La capitale nigérienne a accueilli, le 15 septembre 2025, la deuxième réunion des ministres de la Justice de l’Alliance des États du Sahel (AES), pour la, consolidation des instances de la confédération.
La rencontre des ministres de la Justice de l’AES, placée sous la présidence du ministre d’État nigérien Mohamed Toumba au Centre international de conférences Mahatma Gandhi de Niamey, avait pour objectif d’évaluer la mise en œuvre de la feuille de route adoptée à Bamako les 29 et 30 mai 2025 et d’avancer vers une harmonisation judiciaire et pénitentiaire entre le Mali, le Burkina Faso et le Niger.

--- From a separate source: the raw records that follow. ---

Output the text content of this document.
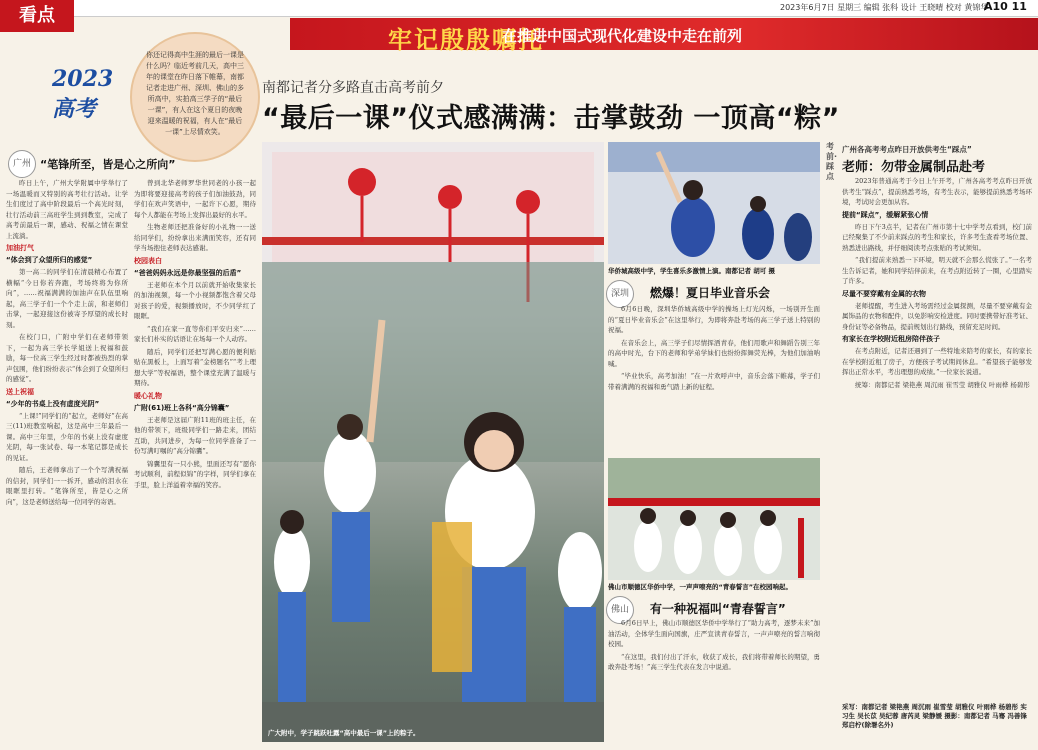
看点	2023年6月7日 星期三 编辑 张科 设计 王晓晴 校对 黄锦华
A10 11
牢记殷殷嘱托
在推进中国式现代化建设中走在前列
2023高考
你还记得高中生涯的最后一课是什么吗？临近考前几天，高中三年的课堂在昨日落下帷幕，南都记者走进广州、深圳、佛山的多所高中，实拍高三学子的“最后一课”，有人在这个夏日的夜晚迎来温暖的祝福，有人在“最后一课”上尽情欢笑。
南都记者分多路直击高考前夕
“最后一课”仪式感满满：击掌鼓劲 一顶高“粽”
广州 “笔锋所至，皆是心之所向”

昨日上午，广州大学附属中学举行了一场温暖而又特别的高考壮行活动。让学生们度过了高中阶段最后一个高光时刻，壮行活动前三高班学生到到教室，完成了高考前最后一课，感动、祝福之情在课堂上流淌。

加油打气

“体会到了众望所归的感觉”

第一高二的同学们在清晨精心布置了横幅“今日你若奔跑，考场终将为你所向”，……祝福满满的加油声在队伍里响起，高三学子们一个个走上前，和老师们击掌，一起迎接这份被寄予厚望的成长时刻。

在校门口，广附中学们在老师带领下，一起为高三学长学姐送上祝福和鼓励，每一位高三学生经过时都被热烈的掌声包围，他们纷纷表示“体会到了众望所归的感觉”。

送上祝福

“少年的书桌上没有虚度光阴”

“上课!”同学们的“起立，老师好”在高三(11)班教室响起，这是高中三年最后一课。高中三年里，少年的书桌上没有虚度光阴，每一张试卷、每一本笔记都是成长的见证。

随后，王老师拿出了一个个写满祝福的信封，同学们一一拆开，感动的泪水在眼眶里打转。“笔锋所至，皆是心之所向”，这是老师送给每一位同学的寄语。

曾到北华老师罗华世同老的小孩一起为即将要迎接高考的孩子们加油鼓劲，同学们在欢声笑语中，一起许下心愿，期待每个人都能在考场上发挥出最好的水平。

生物老师还把准备好的小礼物一一送给同学们，纷纷拿出来满面笑容，还有同学当场抱住老师表达感谢。

校园表白

“爸爸妈妈永远是你最坚强的后盾”

王老师在本个月以前就开始收集家长的加油视频，每一个小视频都饱含着父母对孩子的爱，视频播放时，不少同学红了眼眶。

“我们在家一直等你们平安归来”……家长们朴实的话语让在场每一个人动容。

随后，同学们还把写满心愿的便利贴贴在黑板上，上面写着“金榜题名”“考上理想大学”等祝福语，整个课堂充满了温暖与期待。

暖心礼物

广附(61)班上各科“高分锦囊”

王老师是这届广附11班的班主任，在他的带领下，班级同学们一路走来，团结互助，共同进步，为每一位同学准备了一份写满叮嘱的“高分锦囊”。

锦囊里有一只小熊，里面还写有“愿你考试顺利，前程似锦”的字样，同学们拿在手里，脸上洋溢着幸福的笑容。

广大附中，学子跳跃吐露“高中最后一课”上的粽子。
华侨城高级中学，学生喜乐多激情上演。南都记者 胡可 摄
深圳	燃爆！夏日毕业音乐会

6月6日晚，深圳华侨城高级中学的操场上灯光闪烁，一场别开生面的“夏日毕业音乐会”在这里举行，为即将奔赴考场的高三学子送上特别的祝福。

在音乐会上，高三学子们尽情挥洒青春，他们用歌声和舞蹈告别三年的高中时光，台下的老师和学弟学妹们也纷纷挥舞荧光棒，为他们加油呐喊。

“毕业快乐，高考加油！”在一片欢呼声中，音乐会落下帷幕，学子们带着满满的祝福和勇气踏上新的征程。

佛山市顺德区华侨中学，一声声嘹亮的“青春誓言”在校园响起。
佛山	有一种祝福叫“青春誓言”

6月6日早上，佛山市顺德区华侨中学举行了“助力高考，逐梦未来”加油活动，全体学生面向国旗，庄严宣读青春誓言，一声声嘹亮的誓言响彻校园。

“在这里，我们付出了汗水，收获了成长，我们将带着师长的期望，勇敢奔赴考场！”高三学生代表在发言中说道。

考前·踩点
广州各高考考点昨日开放供考生“踩点”
老师：勿带金属制品赴考

2023年普通高考于今日上午开考，广州各高考考点昨日开放供考生“踩点”，提前熟悉考场，有考生表示，能够提前熟悉考场环境，考试时会更加从容。

提前“踩点”，缓解紧张心情

昨日下午3点半，记者在广州市第十七中学考点看到，校门前已经聚集了不少前来踩点的考生和家长，许多考生查看考场位置、熟悉进出路线，并仔细阅读考点张贴的考试须知。

“我们提前来熟悉一下环境，明天就不会那么慌张了。”一名考生告诉记者，她和同学结伴前来，在考点附近转了一圈，心里踏实了许多。

尽量不要穿戴有金属的衣物

老师提醒，考生进入考场需经过金属探测，尽量不要穿戴有金属饰品的衣物和配件，以免影响安检进度。同时要携带好准考证、身份证等必备物品，提前规划出行路线，预留充足时间。

有家长在学校附近租房陪伴孩子

在考点附近，记者还遇到了一些特地来陪考的家长，有的家长在学校附近租了房子，方便孩子考试期间休息。“希望孩子能够发挥出正常水平，考出理想的成绩。”一位家长说道。

统筹：南都记者 梁艳燕 周沉雨 崔雪莹 胡雅仪 叶雨桦 杨碧彤

采写：南都记者 梁艳燕 周沉雨 崔雪莹 胡雅仪 叶雨桦 杨碧彤 实习生 吴长苡 吴纪蓉 唐芮灵 梁静媛 摄影：南都记者 马骞 冯善锋 郑启柠(除署名外)
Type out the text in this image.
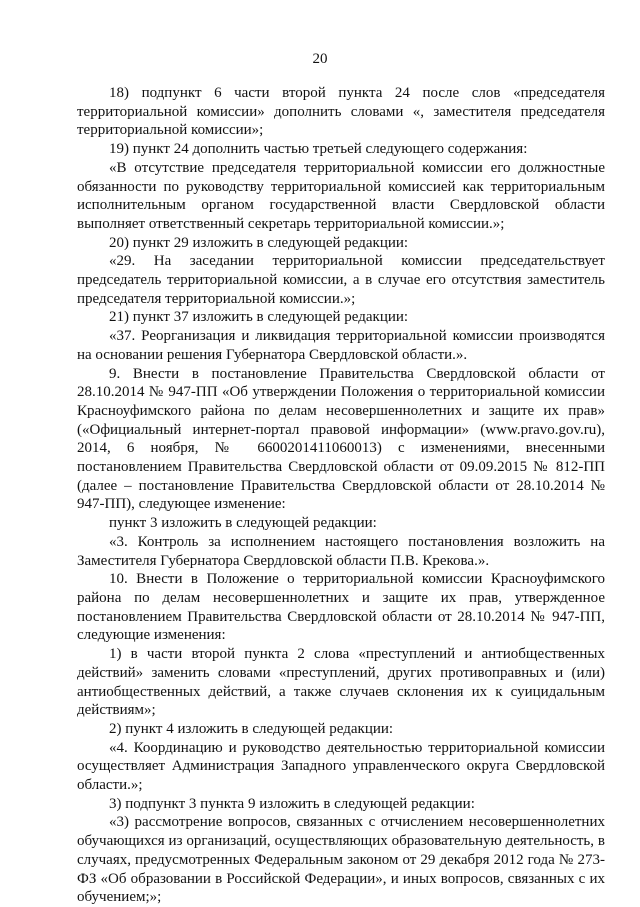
20

18) подпункт 6 части второй пункта 24 после слов «председателя территориальной комиссии» дополнить словами «, заместителя председателя территориальной комиссии»;

19) пункт 24 дополнить частью третьей следующего содержания:

«В отсутствие председателя территориальной комиссии его должностные обязанности по руководству территориальной комиссией как территориальным исполнительным органом государственной власти Свердловской области выполняет ответственный секретарь территориальной комиссии.»;

20) пункт 29 изложить в следующей редакции:

«29. На заседании территориальной комиссии председательствует председатель территориальной комиссии, а в случае его отсутствия заместитель председателя территориальной комиссии.»;

21) пункт 37 изложить в следующей редакции:

«37. Реорганизация и ликвидация территориальной комиссии производятся на основании решения Губернатора Свердловской области.».

9. Внести в постановление Правительства Свердловской области от 28.10.2014 № 947-ПП «Об утверждении Положения о территориальной комиссии Красноуфимского района по делам несовершеннолетних и защите их прав» («Официальный интернет-портал правовой информации» (www.pravo.gov.ru), 2014, 6 ноября, № 6600201411060013) с изменениями, внесенными постановлением Правительства Свердловской области от 09.09.2015 № 812-ПП (далее – постановление Правительства Свердловской области от 28.10.2014 № 947-ПП), следующее изменение:

пункт 3 изложить в следующей редакции:

«3. Контроль за исполнением настоящего постановления возложить на Заместителя Губернатора Свердловской области П.В. Крекова.».

10. Внести в Положение о территориальной комиссии Красноуфимского района по делам несовершеннолетних и защите их прав, утвержденное постановлением Правительства Свердловской области от 28.10.2014 № 947-ПП, следующие изменения:

1) в части второй пункта 2 слова «преступлений и антиобщественных действий» заменить словами «преступлений, других противоправных и (или) антиобщественных действий, а также случаев склонения их к суицидальным действиям»;

2) пункт 4 изложить в следующей редакции:

«4. Координацию и руководство деятельностью территориальной комиссии осуществляет Администрация Западного управленческого округа Свердловской области.»;

3) подпункт 3 пункта 9 изложить в следующей редакции:

«3) рассмотрение вопросов, связанных с отчислением несовершеннолетних обучающихся из организаций, осуществляющих образовательную деятельность, в случаях, предусмотренных Федеральным законом от 29 декабря 2012 года № 273-ФЗ «Об образовании в Российской Федерации», и иных вопросов, связанных с их обучением;»;
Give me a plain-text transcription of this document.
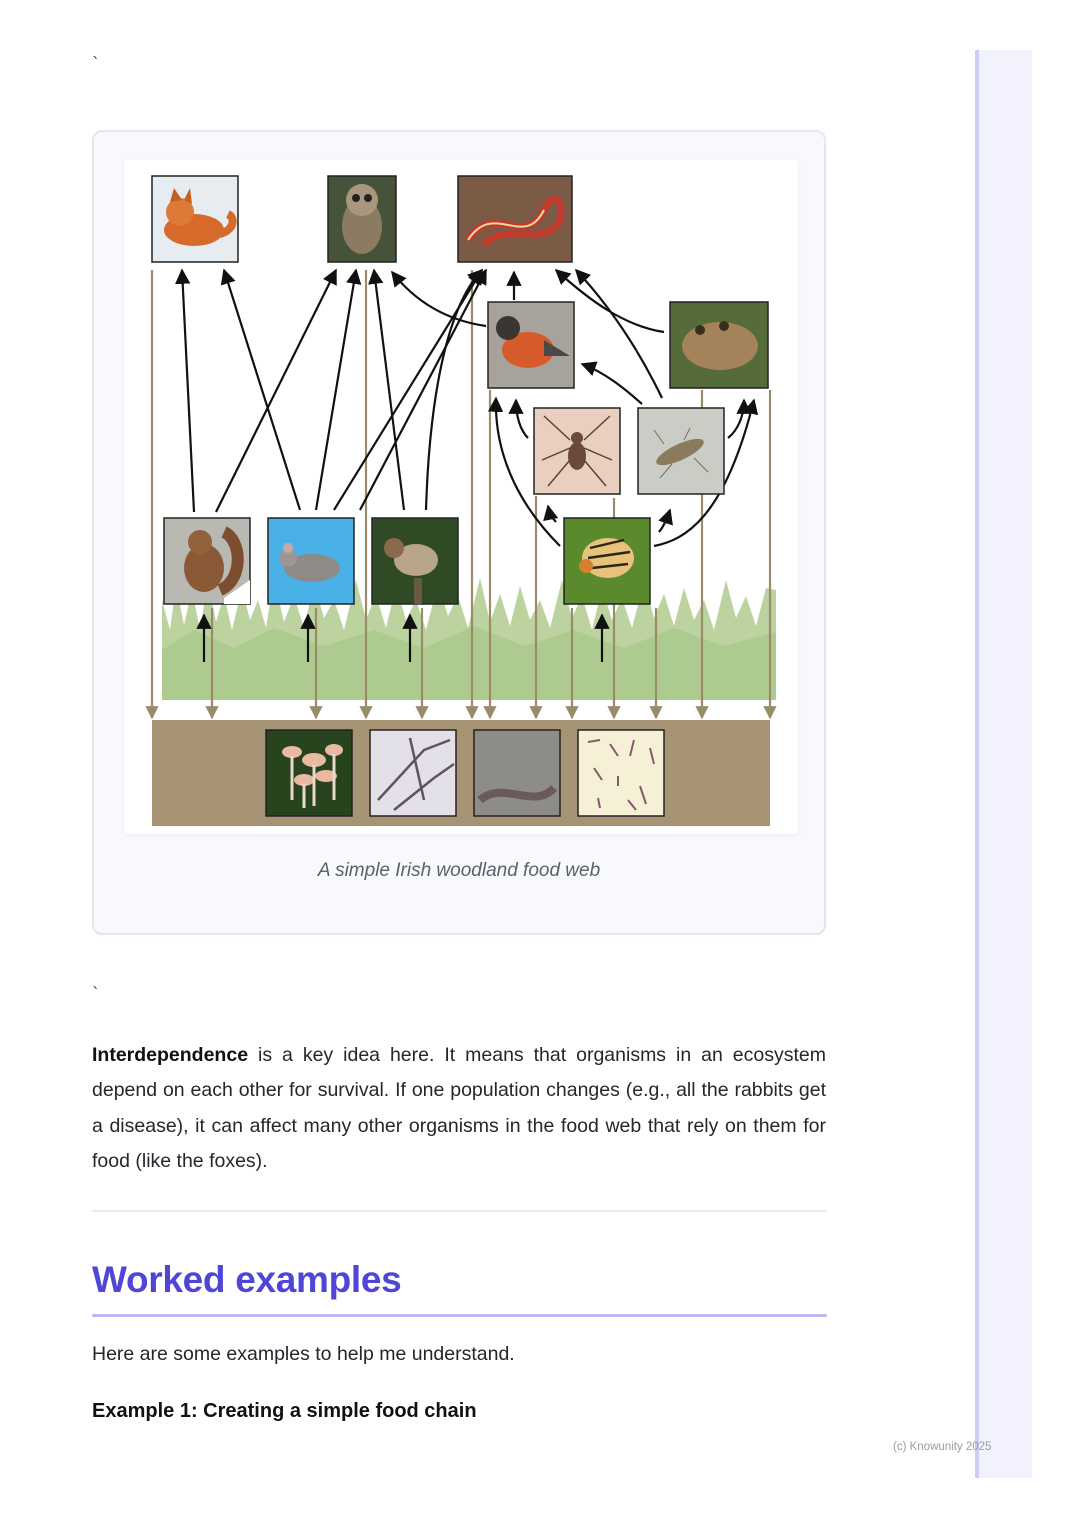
`
A simple Irish woodland food web
`

Interdependence is a key idea here. It means that organisms in an ecosystem depend on each other for survival. If one population changes (e.g., all the rabbits get a disease), it can affect many other organisms in the food web that rely on them for food (like the foxes).

Worked examples

Here are some examples to help me understand.

Example 1: Creating a simple food chain
(c) Knowunity 2025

Les délégations étaient conduites par Mamoudou Kassogué, ministre de la Justice du Mali, et Edasso Rodrigue Bayala, son homologue burkinabè, tandis que Mohamed Toumba représentait le Premier ministre nigérien. Le ministre d’État a rappelé que l’AES est née le 16 septembre 2023 avec la signature de la Charte du Liptako-Gourma, avant de franchir une étape décisive le 6 juillet 2024 à Niamey lors du premier sommet des chefs d’État, marqué par la signature du Traité de la Confédération et d’instruments juridiques fondateurs comme la Déclaration de Niamey et le règlement intérieur du collège des chefs d’État.
Sur le plan juridique, la Confédération s’appuie désormais sur des ratifications : le Mali a approuvé la loi de ratification le 1er novembre 2024 à l’unanimité du Conseil national de transition, tandis que le Burkina Faso a validé le texte le 27 mars 2025 par 70 voix pour et une abstention. Au Niger, l’opérationnalisation a été engagée par ordonnance dès 2024 puis confirmée en 2025 par le gouvernement de transition. Cette base légale confère à l’AES une légitimité institutionnelle renforcée.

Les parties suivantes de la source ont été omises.